Last week West Ham United and the club's Foundation celebrated the first anniversary of their Players' Project community programme, where players from across the club commit to over 300 hours of community time.
We look at four programmes supported by West Ham and the impact they have had.
Tower Hamlets and Newham are in the top 10 local authority areas with the highest levels of loneliness in England and Wales but the Any Old Irons progamme is playing a key role in tackling the problem.
Any Old Irons gives participants the opportunity to connect with other fans and local people in their community, bringing them together for fun and friendship, and it is proving to be a huge success.
More than 300 people are now Any Old Irons members, with 1,000 participants attending social events over the last 12 months.
"For a long time I would cross the road when I saw someone I knew coming to avoid talking to them," Any Old Irons participant Eileen Wade told the club's official website. "I can't begin to say how much my life has improved since joining the programme and I do things now which I would never have done, even when young.
"Any Old Irons has been the making of me… it's so lovely too when you get to hear people's back stories and see how much they have moved on in a positive way since joining."

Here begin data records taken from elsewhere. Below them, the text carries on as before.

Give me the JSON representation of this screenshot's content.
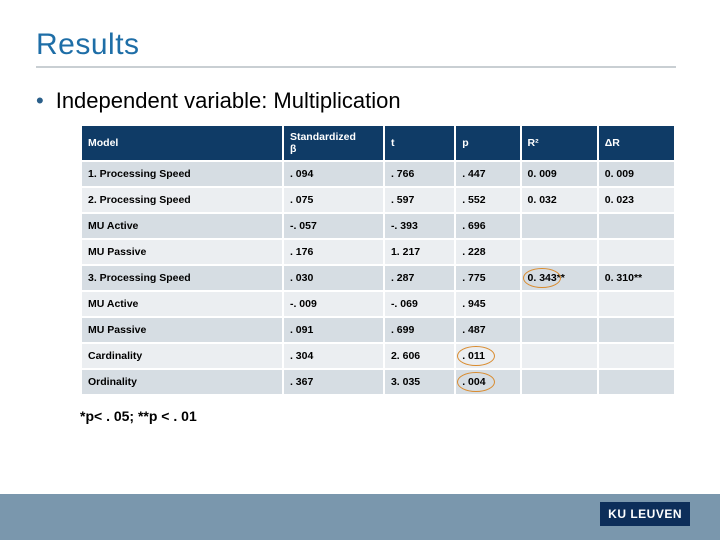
{
  "colors": {
    "title": "#1e6ea7",
    "underline": "#c9cfd3",
    "bullet": "#2a5f8a",
    "header_bg": "#0f3b66",
    "row_alt_a": "#d6dde3",
    "row_alt_b": "#ebeef1",
    "footer_bg": "#7a97ad",
    "logo_bg": "#0d2e5a",
    "circle": "#d98b2e"
  },
  "title": "Results",
  "bullet": "Independent variable: Multiplication",
  "table": {
    "columns": [
      "Model",
      "Standardized β",
      "t",
      "p",
      "R²",
      "ΔR"
    ],
    "rows": [
      [
        "1. Processing Speed",
        ". 094",
        ". 766",
        ". 447",
        "0. 009",
        "0. 009"
      ],
      [
        "2. Processing Speed",
        ". 075",
        ". 597",
        ". 552",
        "0. 032",
        "0. 023"
      ],
      [
        "MU Active",
        "-. 057",
        "-. 393",
        ". 696",
        "",
        ""
      ],
      [
        "MU Passive",
        ". 176",
        "1. 217",
        ". 228",
        "",
        ""
      ],
      [
        "3. Processing Speed",
        ". 030",
        ". 287",
        ". 775",
        "0. 343**",
        "0. 310**"
      ],
      [
        "MU Active",
        "-. 009",
        "-. 069",
        ". 945",
        "",
        ""
      ],
      [
        "MU Passive",
        ". 091",
        ". 699",
        ". 487",
        "",
        ""
      ],
      [
        "Cardinality",
        ". 304",
        "2. 606",
        ". 011",
        "",
        ""
      ],
      [
        "Ordinality",
        ". 367",
        "3. 035",
        ". 004",
        "",
        ""
      ]
    ],
    "circled": [
      {
        "row": 4,
        "col": 4
      },
      {
        "row": 7,
        "col": 3
      },
      {
        "row": 8,
        "col": 3
      }
    ]
  },
  "footnote": "*p< . 05; **p < . 01",
  "logo": "KU LEUVEN"
}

New West Ham striker Sebastien Haller and the women's squad are ambassadors for the programme and have helped and encouraged participants at events and activities.
Any Old Irons have attended women's training sessions, been West Ham mascots at a Women's Super League fixture while Haller has contributed to the new Any Old Irons podcast.
"I was aware it was a family club before I came here," Haller said. "A lot of people give time and money to see us play and support us every day, so it is normal and good for us to give back."